Now, suppose we are asked to evaluate the term

   (λx:String.x) true; 

using the coercion semantics. This term is typable, given the axioms above for the primitive types. In fact, it is typable in two distinct ways: we can either use subsumption to promote Bool to Int and then to String, to show that true is an appropriate argument to a function of type String→String, or we can promote Bool to Float and then to String. But if we translate these derivations into λ_→, we get different behaviors. If we coerce true to type Int, we get 1, from which intToString yields the string "1". But if we instead coerce true to a float and then, using floatToString, to a String (following the structure of a typing derivation in which true : String is proved by going via Float), we obtain "1.000". But "1" and "1.000" are very different strings: they do not even have the same length. In other words, the choice of how to prove ⊢ (λx:String. x) true : String affects the way the translated program behaves! But this choice is completely internal to the compiler-the programmer writes only terms, not derivations-so we have designed a language in which programmers cannot control or even predict the behavior of the programs they write.

The appropriate response to such problems is to impose an additional requirement, called coherence, on the definition of the translation functions.

15.6.4 Definition

A translation 〚-〛 from typing derivations in one language to terms in another is coherent if, for every pair of derivations D₁ and D₂ with the same conclusion Г ⊢ t : T, the translations 〚D₁〛 and 〚D₂〛 are behaviorally equivalent terms of the target language.

In particular, the translations given above (with no base types) are coherent. To recover coherence when we consider base types (with the axioms above), it suffices to change the definition of the floatToString primitive so that floatToString(0.0) = "0" and floatToString(1.0) = "1".
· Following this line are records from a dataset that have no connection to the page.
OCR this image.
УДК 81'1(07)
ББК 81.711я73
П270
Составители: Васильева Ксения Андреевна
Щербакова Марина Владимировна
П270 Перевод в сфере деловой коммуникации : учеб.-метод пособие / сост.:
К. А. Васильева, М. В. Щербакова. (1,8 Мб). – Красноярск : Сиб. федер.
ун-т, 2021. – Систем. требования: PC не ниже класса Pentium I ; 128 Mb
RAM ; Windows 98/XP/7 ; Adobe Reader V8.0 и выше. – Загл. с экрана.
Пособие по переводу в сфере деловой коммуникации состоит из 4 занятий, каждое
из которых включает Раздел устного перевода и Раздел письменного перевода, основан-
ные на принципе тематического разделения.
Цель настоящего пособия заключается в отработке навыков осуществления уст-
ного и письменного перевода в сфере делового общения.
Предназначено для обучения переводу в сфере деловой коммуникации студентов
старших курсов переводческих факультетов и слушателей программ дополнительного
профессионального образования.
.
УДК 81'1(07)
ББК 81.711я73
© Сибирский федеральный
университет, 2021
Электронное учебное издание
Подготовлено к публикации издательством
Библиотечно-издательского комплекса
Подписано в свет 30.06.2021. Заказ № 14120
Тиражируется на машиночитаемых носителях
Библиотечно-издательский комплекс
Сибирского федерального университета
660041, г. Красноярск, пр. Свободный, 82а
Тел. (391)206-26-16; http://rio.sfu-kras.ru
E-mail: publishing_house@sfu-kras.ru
Proving coherence, especially for more complex languages, can be a tricky business. See Reynolds (1980), Breazu-Tannen et al. (1991), Curien and Ghelli (1992), and Reynolds (1991).

^[4]Similar observations apply to accessing fields and methods of objects, in languages where object subtyping allows permutation. This is the reason that Java, for example, restricts subtyping between classes so that new fields can only be added at the end. Subtyping between interfaces (and between classes and interfaces) does allow permutation-if it did not, interfaces would be of hardly any use-and the manual explicitly warns that looking up a method from an interface will in general be slower than from a class.